Apesar de seu resultado
final, como já foi dito, limitado e previsível, O Júri
é um filme que carrega em si espaço para a observação
de questões pertinentes. A primeira delas, a forma como Hollywood
se apropria de forma oportunista de discussões e ondas contemporâneas.
No caso, a do combate à indústria de armas de fogo, capitaneada
por Michael Moore em Tiros em Columbine. O filme de Fleder tem
sua ação determinada por um processo contra uma fábrica
de armas, movido por uma viúva cujo marido fora assassinado por
um ensandecido em seu local de trabalho, modificando o original de Grisham,
onde a ação judicial era movida contra a indústria
do tabaco. Outra questão seria a do fascínio do cinema americano
pela tecnologia e manipulação: o filme, principalmente em
seu terço inicial, acompanha a parafernália e a estrutura
montada por Hackman e companhia na seleção dos jurados,
que parece sempre remeter à construção de um filme
e a todo um jogo publicitário de sedução e direcionamento
das platéias.
No fim das contas,
O Júri se revela mais um daqueles filmes que acaba por enganar
o espectador, como muitos hoje em dia, que se travestem de uma imagem
superficial de denúncia para terminar por mais uma vez fortalecer
a estrutura e o ideário americano.

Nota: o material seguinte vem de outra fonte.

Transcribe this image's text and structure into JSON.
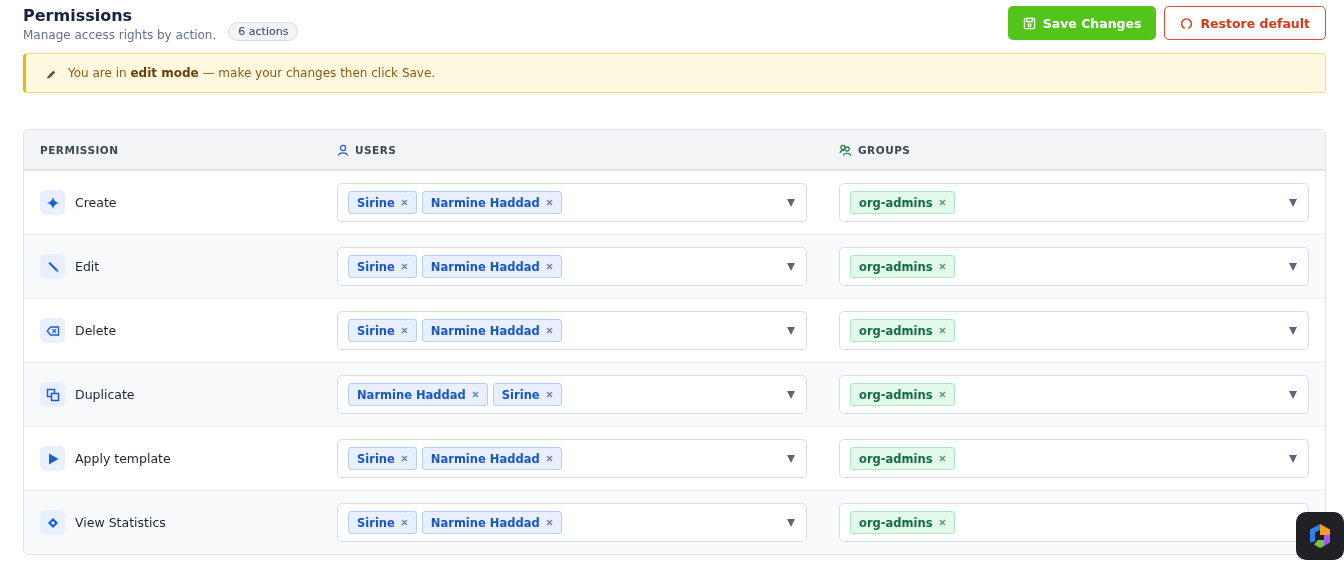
{
  "header": {
    "title": "Permissions",
    "subtitle": "Manage access rights by action.",
    "count_badge": "6 actions"
  },
  "buttons": {
    "save": "Save Changes",
    "restore": "Restore default"
  },
  "notice": "You are in **edit mode** — make your changes then click Save.",
  "table": {
    "columns": [
      "PERMISSION",
      "USERS",
      "GROUPS"
    ],
    "rows": [
      {
        "name": "Create",
        "users": [
          "Sirine",
          "Narmine Haddad"
        ],
        "groups": [
          "org-admins"
        ]
      },
      {
        "name": "Edit",
        "users": [
          "Sirine",
          "Narmine Haddad"
        ],
        "groups": [
          "org-admins"
        ]
      },
      {
        "name": "Delete",
        "users": [
          "Sirine",
          "Narmine Haddad"
        ],
        "groups": [
          "org-admins"
        ]
      },
      {
        "name": "Duplicate",
        "users": [
          "Narmine Haddad",
          "Sirine"
        ],
        "groups": [
          "org-admins"
        ]
      },
      {
        "name": "Apply template",
        "users": [
          "Sirine",
          "Narmine Haddad"
        ],
        "groups": [
          "org-admins"
        ]
      },
      {
        "name": "View Statistics",
        "users": [
          "Sirine",
          "Narmine Haddad"
        ],
        "groups": [
          "org-admins"
        ]
      }
    ]
  },
  "floating_app_button": {
    "kind": "app"
  }
}
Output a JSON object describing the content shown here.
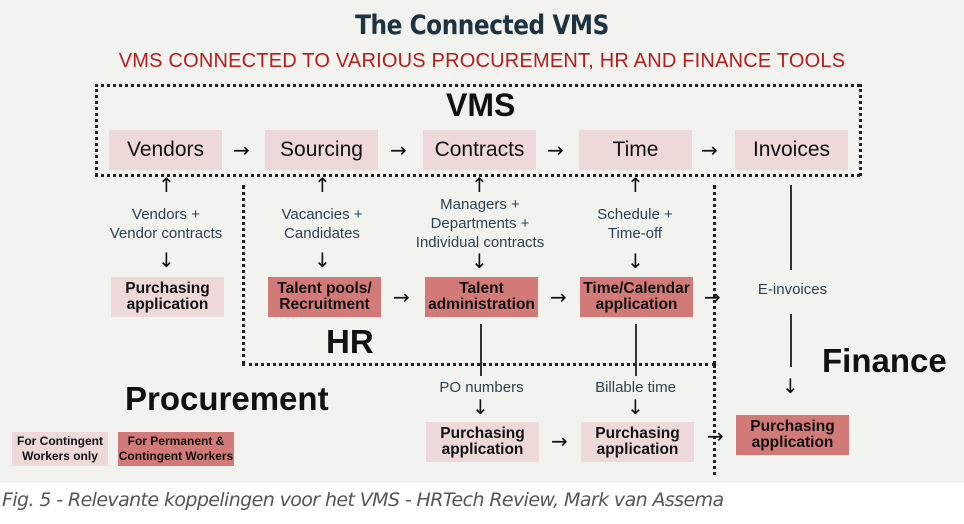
{
  "title": "The Connected VMS",
  "subtitle": "VMS CONNECTED TO VARIOUS PROCUREMENT, HR AND FINANCE TOOLS",
  "zones": {
    "vms": "VMS",
    "hr": "HR",
    "procurement": "Procurement",
    "finance": "Finance"
  },
  "vms_modules": [
    {
      "label": "Vendors"
    },
    {
      "label": "Sourcing"
    },
    {
      "label": "Contracts"
    },
    {
      "label": "Time"
    },
    {
      "label": "Invoices"
    }
  ],
  "flow_notes": {
    "vendors": [
      "Vendors +",
      "Vendor contracts"
    ],
    "sourcing": [
      "Vacancies +",
      "Candidates"
    ],
    "contracts": [
      "Managers +",
      "Departments +",
      "Individual contracts"
    ],
    "time": [
      "Schedule +",
      "Time-off"
    ],
    "e_invoices": "E-invoices",
    "po_numbers": "PO numbers",
    "billable_time": "Billable time"
  },
  "applications": {
    "procurement_purchasing": [
      "Purchasing",
      "application"
    ],
    "talent_pools": [
      "Talent pools/",
      "Recruitment"
    ],
    "talent_admin": [
      "Talent",
      "administration"
    ],
    "time_calendar": [
      "Time/Calendar",
      "application"
    ],
    "purchasing_po": [
      "Purchasing",
      "application"
    ],
    "purchasing_billable": [
      "Purchasing",
      "application"
    ],
    "finance_purchasing": [
      "Purchasing",
      "application"
    ]
  },
  "legend": {
    "contingent_only": [
      "For Contingent",
      "Workers only"
    ],
    "permanent_and_contingent": [
      "For Permanent  &",
      "Contingent Workers"
    ]
  },
  "colors": {
    "title": "#1d3340",
    "subtitle": "#b01f1f",
    "contingent_only_fill": "#ecd9d8",
    "permanent_and_contingent_fill": "#d17a78",
    "background": "#f2f2ee"
  },
  "arrows": {
    "right": "→",
    "up": "↑",
    "down": "↓"
  },
  "caption": "Fig. 5 - Relevante koppelingen voor het VMS - HRTech Review, Mark van Assema"
}
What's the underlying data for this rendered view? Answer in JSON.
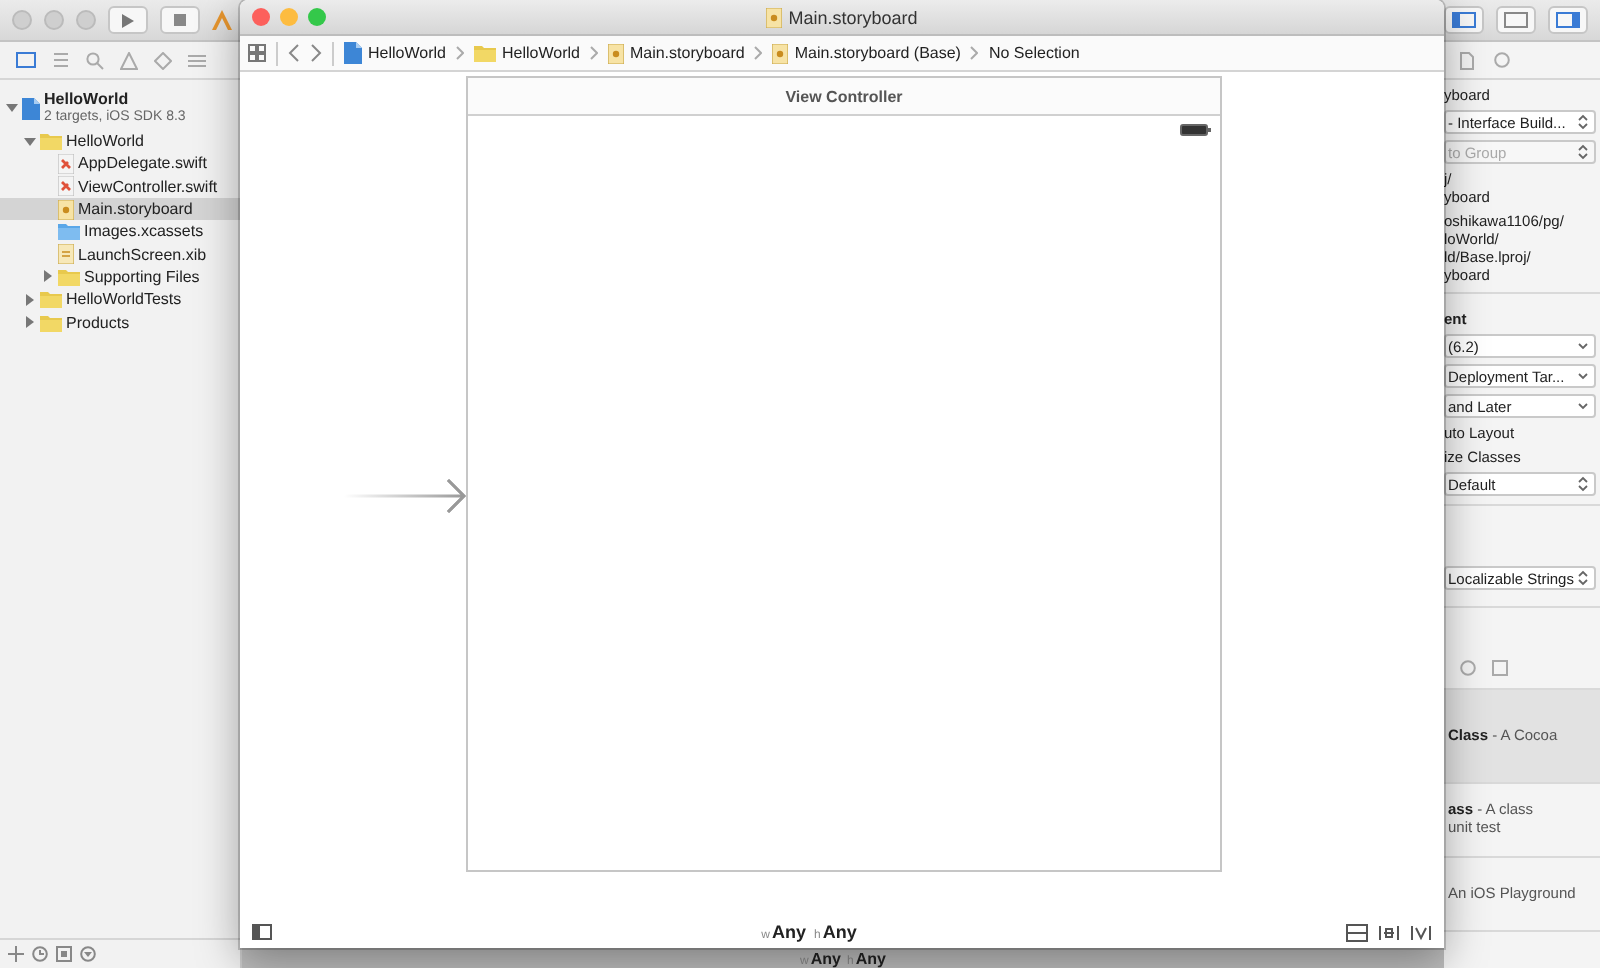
{
  "xcode": {
    "navigator": {
      "tree": [
        {
          "label": "HelloWorld",
          "subtitle": "2 targets, iOS SDK 8.3",
          "kind": "project",
          "expanded": true,
          "selected": false,
          "children": [
            {
              "label": "HelloWorld",
              "kind": "folder",
              "expanded": true,
              "selected": false,
              "children": [
                {
                  "label": "AppDelegate.swift",
                  "kind": "swift",
                  "selected": false
                },
                {
                  "label": "ViewController.swift",
                  "kind": "swift",
                  "selected": false
                },
                {
                  "label": "Main.storyboard",
                  "kind": "storyboard",
                  "selected": true
                },
                {
                  "label": "Images.xcassets",
                  "kind": "assets",
                  "selected": false
                },
                {
                  "label": "LaunchScreen.xib",
                  "kind": "xib",
                  "selected": false
                },
                {
                  "label": "Supporting Files",
                  "kind": "folder",
                  "expanded": false,
                  "selected": false
                }
              ]
            },
            {
              "label": "HelloWorldTests",
              "kind": "folder",
              "expanded": false,
              "selected": false
            },
            {
              "label": "Products",
              "kind": "folder",
              "expanded": false,
              "selected": false
            }
          ]
        }
      ]
    },
    "inspector": {
      "identity": {
        "name_tail": "yboard",
        "type": {
          "value": "- Interface Build...",
          "kind": "popup",
          "disabled": false
        },
        "location": {
          "value": "to Group",
          "kind": "popup",
          "disabled": true
        },
        "path_lines": [
          "j/",
          "yboard"
        ],
        "full_path_lines": [
          "oshikawa1106/pg/",
          "loWorld/",
          "ld/Base.lproj/",
          "yboard"
        ]
      },
      "document": {
        "heading": "ent",
        "menus": [
          {
            "value": "(6.2)",
            "kind": "pulldown",
            "disabled": false
          },
          {
            "value": "Deployment Tar...",
            "kind": "pulldown",
            "disabled": false
          },
          {
            "value": "and Later",
            "kind": "pulldown",
            "disabled": false
          }
        ],
        "checks": [
          "uto Layout",
          "ize Classes"
        ],
        "tint": {
          "value": "Default",
          "kind": "popup",
          "disabled": false
        }
      },
      "localization": {
        "value": "Localizable Strings",
        "kind": "popup",
        "disabled": false
      },
      "library": [
        {
          "title": "Class",
          "description": " - A Cocoa",
          "selected": true
        },
        {
          "title": "ass",
          "description": " - A class",
          "line2": "unit test",
          "selected": false
        },
        {
          "description": "An iOS Playground",
          "selected": false
        }
      ]
    },
    "editor_bottom_bar": {
      "size_classes": [
        {
          "prefix": "w",
          "value": "Any"
        },
        {
          "prefix": "h",
          "value": "Any"
        }
      ]
    }
  },
  "storyboard_window": {
    "title": "Main.storyboard",
    "breadcrumbs": [
      {
        "label": "HelloWorld",
        "kind": "project"
      },
      {
        "label": "HelloWorld",
        "kind": "folder"
      },
      {
        "label": "Main.storyboard",
        "kind": "storyboard"
      },
      {
        "label": "Main.storyboard (Base)",
        "kind": "storyboard"
      },
      {
        "label": "No Selection",
        "kind": "none"
      }
    ],
    "scene": {
      "title": "View Controller"
    },
    "size_classes": [
      {
        "prefix": "w",
        "value": "Any"
      },
      {
        "prefix": "h",
        "value": "Any"
      }
    ]
  }
}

O que parece, em sua fachada,
ser um questionamento ou protesto quanto à corrupção
e manipulação às quais estariam sujeitas o sistema
judiciário e a instituição de tribunais de júri
popular, configura-se, ao final, numa louvação ao júri
como sendo um eterno bastião de confiabilidade e promotor de uma
justiça que resguarda os valores de ética e imparcialidade
que os americanos sempre venderam e reforçaram através de
seu cinema, sintetizados quando Cusack afirma ao fim do julgamento que
"Os jurados votaram com o coração".
Gilberto Silva Jr.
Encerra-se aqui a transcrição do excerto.